The strong measures the bakufu takes to…
1864 CE to 1875 CE
The strong measures the bakufu takes to reassert its dominance are not enough.
Revering the emperor as a symbol of unity, extremists wreak violence and death against the bakufu and han authorities and foreigners.
Foreign naval retaliation leads to still another concessionary commercial treaty in 1865, but Yoshitomi is unable to enforce the Western treaties.
A bakufu army is defeated when it is sent to crush dissent in Satsuma and Choshu han in 1866.
Finally, in 1867, the emperor dies and is succeeded by his minor son Mutsuhito; Keiki reluctantly becomes head of the Tokugawa house and shogun.
He tries to reorganize the government under the emperor while preserving the shogun 's leadership role.
Fearing the growing power of the Satsuma and Choshu daimyo, other daimyo call for returning the shogun's political power to the emperor and a council of daimyo chaired by the former Tokugawa shogun.

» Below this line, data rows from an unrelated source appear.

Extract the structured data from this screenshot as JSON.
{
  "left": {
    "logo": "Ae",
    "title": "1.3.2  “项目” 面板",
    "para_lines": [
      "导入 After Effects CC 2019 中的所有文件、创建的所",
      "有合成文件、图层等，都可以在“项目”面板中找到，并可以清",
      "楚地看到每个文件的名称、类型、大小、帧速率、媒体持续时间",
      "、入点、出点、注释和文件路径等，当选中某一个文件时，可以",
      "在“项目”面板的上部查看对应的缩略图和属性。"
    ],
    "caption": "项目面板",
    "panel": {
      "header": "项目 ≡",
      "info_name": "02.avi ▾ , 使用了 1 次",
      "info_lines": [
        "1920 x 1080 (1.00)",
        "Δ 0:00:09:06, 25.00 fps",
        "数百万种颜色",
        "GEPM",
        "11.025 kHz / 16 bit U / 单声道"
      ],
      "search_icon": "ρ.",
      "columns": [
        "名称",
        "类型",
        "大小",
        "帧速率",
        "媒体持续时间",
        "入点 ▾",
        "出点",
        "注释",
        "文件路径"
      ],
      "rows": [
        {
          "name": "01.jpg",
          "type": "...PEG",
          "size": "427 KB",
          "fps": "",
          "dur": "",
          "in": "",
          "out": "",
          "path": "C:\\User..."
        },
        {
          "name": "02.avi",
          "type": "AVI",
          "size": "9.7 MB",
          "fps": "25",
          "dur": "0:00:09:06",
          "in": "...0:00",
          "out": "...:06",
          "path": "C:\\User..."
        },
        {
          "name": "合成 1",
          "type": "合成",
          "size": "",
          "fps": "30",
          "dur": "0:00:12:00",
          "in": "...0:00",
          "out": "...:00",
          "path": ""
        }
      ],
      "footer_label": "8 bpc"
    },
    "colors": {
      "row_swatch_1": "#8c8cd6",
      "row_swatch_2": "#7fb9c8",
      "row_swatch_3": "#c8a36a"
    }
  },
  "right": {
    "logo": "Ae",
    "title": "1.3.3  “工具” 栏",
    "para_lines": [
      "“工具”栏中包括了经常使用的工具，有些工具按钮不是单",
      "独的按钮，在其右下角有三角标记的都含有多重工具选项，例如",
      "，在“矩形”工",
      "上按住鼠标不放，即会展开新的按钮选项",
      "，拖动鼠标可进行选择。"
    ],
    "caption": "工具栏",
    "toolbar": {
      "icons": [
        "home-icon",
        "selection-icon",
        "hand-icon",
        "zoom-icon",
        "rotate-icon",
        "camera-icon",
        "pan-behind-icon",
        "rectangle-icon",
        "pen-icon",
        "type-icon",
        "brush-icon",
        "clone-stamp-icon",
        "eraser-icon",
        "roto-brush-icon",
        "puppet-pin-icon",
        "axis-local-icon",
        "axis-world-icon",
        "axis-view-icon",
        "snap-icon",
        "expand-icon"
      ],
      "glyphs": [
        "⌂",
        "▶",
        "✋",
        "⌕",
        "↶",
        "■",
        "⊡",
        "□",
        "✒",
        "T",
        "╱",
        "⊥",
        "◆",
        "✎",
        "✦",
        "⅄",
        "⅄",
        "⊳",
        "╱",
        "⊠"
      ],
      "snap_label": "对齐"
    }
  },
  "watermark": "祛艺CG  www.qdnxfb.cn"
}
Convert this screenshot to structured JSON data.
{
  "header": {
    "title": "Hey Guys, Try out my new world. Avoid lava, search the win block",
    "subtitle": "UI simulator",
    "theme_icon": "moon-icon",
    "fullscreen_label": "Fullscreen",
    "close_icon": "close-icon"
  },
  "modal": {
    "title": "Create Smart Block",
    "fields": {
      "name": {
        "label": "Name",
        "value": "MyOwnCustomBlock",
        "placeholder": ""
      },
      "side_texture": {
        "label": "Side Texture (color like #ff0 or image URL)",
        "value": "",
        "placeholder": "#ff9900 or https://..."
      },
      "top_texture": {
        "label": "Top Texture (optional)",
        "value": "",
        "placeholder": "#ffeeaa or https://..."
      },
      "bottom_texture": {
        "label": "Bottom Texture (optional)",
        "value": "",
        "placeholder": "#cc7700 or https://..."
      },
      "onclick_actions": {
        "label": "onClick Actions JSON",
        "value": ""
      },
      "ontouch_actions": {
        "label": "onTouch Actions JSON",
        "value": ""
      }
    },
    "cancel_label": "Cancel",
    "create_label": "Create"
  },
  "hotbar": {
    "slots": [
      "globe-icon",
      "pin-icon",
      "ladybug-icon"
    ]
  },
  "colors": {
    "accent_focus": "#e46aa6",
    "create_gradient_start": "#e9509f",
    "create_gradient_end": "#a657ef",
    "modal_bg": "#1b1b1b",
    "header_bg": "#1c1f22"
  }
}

Keiki accepts the plan in late 1867 and resigns, announcing an "imperial restoration."
The Satsuma, Choshu, and other han leaders and radical courtiers, however, rebel, seize the imperial palace, and announce their own restoration on January 3, 1868.
The bakufu is abolished, Keiki is reduced to the ranks of the common daimyo, and the Tokugawa army gives up without a fight (although other Tokugawa forces fights until November 1868, and bakufu naval forces continue to hold out for another six months).